Nine of the top 10 electric vehicle companies in China, the world’s largest EV market, are Chinese, according to analysis by Boston Consulting Group. This ranking is the polar opposite of the traditional internal combustion engine car market, where nine of the top 10 are global brands (in joint ventures with Chinese partners).
What is it that explains the sudden turn in fortune of these Chinese automakers in such a short period, in an industry that is more than a century old?

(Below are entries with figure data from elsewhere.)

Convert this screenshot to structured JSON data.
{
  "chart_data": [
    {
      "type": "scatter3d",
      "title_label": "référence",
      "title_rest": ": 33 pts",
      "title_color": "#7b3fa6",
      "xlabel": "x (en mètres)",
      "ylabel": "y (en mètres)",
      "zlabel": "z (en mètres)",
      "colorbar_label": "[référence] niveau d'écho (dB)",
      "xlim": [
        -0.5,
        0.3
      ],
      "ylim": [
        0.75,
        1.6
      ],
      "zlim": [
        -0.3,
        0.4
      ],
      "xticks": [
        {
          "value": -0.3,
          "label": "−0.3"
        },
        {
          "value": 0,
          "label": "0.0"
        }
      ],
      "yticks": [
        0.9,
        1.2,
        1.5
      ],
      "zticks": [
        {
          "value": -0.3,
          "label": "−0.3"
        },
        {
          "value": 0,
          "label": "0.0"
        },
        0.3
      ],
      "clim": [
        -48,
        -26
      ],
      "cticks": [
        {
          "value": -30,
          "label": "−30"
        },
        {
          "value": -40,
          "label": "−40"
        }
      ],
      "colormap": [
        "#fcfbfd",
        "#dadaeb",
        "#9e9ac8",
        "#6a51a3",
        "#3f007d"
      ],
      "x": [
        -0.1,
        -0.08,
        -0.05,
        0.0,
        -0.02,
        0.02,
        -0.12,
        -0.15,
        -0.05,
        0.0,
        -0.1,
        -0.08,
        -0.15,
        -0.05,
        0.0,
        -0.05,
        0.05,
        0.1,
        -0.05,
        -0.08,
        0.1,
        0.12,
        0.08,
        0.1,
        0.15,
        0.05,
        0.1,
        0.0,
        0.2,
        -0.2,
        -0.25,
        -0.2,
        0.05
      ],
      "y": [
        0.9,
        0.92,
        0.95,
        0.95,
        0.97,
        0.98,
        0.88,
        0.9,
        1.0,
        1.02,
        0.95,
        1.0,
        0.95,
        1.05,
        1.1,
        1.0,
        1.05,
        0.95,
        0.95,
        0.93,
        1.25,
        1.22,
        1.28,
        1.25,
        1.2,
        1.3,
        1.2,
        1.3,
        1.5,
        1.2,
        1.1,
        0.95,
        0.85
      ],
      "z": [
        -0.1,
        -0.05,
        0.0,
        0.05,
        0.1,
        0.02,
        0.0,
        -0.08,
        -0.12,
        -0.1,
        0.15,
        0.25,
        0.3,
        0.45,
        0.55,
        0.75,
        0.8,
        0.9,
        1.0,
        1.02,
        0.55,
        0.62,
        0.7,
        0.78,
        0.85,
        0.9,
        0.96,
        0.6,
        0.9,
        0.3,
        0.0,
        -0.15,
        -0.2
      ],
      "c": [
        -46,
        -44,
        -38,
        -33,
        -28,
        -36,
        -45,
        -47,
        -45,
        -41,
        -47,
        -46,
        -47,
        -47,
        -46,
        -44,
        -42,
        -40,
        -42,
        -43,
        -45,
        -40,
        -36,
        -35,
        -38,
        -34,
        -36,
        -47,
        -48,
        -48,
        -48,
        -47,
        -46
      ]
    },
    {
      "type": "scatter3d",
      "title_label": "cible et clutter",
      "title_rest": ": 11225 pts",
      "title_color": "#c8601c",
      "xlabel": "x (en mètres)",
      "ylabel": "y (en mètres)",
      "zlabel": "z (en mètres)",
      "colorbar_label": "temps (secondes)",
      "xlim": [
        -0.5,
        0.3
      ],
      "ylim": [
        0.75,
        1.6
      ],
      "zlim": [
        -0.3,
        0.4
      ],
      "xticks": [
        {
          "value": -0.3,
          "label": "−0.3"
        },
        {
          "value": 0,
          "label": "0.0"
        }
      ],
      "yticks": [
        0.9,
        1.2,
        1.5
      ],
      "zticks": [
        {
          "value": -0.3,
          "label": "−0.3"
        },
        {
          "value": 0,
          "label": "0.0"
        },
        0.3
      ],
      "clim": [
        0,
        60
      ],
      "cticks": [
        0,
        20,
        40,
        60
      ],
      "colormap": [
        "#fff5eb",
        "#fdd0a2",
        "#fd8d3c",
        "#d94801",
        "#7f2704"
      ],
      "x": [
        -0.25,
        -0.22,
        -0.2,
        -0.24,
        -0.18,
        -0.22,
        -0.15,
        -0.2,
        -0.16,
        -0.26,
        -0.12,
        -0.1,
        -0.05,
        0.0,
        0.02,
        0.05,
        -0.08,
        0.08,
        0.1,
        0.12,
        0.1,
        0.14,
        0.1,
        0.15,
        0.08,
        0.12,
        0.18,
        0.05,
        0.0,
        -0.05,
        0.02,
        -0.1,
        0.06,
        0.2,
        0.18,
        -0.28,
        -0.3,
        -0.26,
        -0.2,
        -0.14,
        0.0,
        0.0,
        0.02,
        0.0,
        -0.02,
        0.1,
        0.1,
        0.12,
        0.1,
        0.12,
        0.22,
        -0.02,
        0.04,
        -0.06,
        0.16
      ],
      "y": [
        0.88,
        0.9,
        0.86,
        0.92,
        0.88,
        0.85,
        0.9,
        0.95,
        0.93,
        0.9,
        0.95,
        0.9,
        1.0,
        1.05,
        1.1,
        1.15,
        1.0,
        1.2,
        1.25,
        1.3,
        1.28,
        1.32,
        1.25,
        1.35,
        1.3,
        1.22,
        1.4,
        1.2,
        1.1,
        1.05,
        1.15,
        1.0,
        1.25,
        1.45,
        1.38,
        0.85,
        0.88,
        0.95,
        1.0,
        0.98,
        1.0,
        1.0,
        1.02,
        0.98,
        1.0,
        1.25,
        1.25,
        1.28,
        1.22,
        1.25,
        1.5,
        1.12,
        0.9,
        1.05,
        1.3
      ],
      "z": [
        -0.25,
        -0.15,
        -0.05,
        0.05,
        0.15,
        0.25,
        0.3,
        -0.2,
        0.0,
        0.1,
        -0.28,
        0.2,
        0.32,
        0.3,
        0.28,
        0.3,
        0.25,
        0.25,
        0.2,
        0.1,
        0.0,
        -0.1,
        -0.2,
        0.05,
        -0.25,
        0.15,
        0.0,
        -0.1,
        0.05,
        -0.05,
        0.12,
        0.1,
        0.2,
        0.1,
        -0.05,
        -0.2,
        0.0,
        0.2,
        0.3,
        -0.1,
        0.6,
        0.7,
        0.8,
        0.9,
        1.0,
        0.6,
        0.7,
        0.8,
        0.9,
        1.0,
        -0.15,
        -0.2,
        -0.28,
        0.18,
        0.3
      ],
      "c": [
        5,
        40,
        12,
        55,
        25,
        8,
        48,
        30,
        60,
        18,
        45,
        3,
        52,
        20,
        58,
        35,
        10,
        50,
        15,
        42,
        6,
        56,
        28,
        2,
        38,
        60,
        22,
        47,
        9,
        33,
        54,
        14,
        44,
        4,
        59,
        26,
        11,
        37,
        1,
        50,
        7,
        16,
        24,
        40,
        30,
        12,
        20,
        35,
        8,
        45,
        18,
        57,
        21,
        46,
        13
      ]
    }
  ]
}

It has happened because, as we have argued in previous Fortune articles, the rules of competition have changed as the world fragments from three disruptive forces: the fracturing of the geopolitical consensus; the onward march of digitization,;and the rise of “deep tech” innovation. And the consequences for traditional global companies are profound: The power is shifting to local consumers; the global playground is becoming a multitude of fast-evolving local “mini-playgrounds”; and the winners are those local companies, even newcomers, who meet the differentiated needs of each mini-playground with speed, responsiveness, and innovation.
We call this new basis of competitiveness “fractal advantage.” Global scale and pedigree are no longer guarantees of success in this new world.
It was not that global players were too late with their EV models in the fast-growing Chinese market. But the Chinese EV companies were first to the market with a disruptive, superior solution to the needs of the digitally sophisticated Chinese customers. This calls for a rethink of the traditional innovation proces. And without the traditional mind-set and engineering legacy of their global rivals to hold them back, the Chinese players pivoted quickly to this new approach we call fractal innovation.
For global incumbents, the innovation process that produced winners in the last century could well become the biggest roadblock to success in the present one—unless they master fractal innovation, and change not just how they innovate, but also what they create.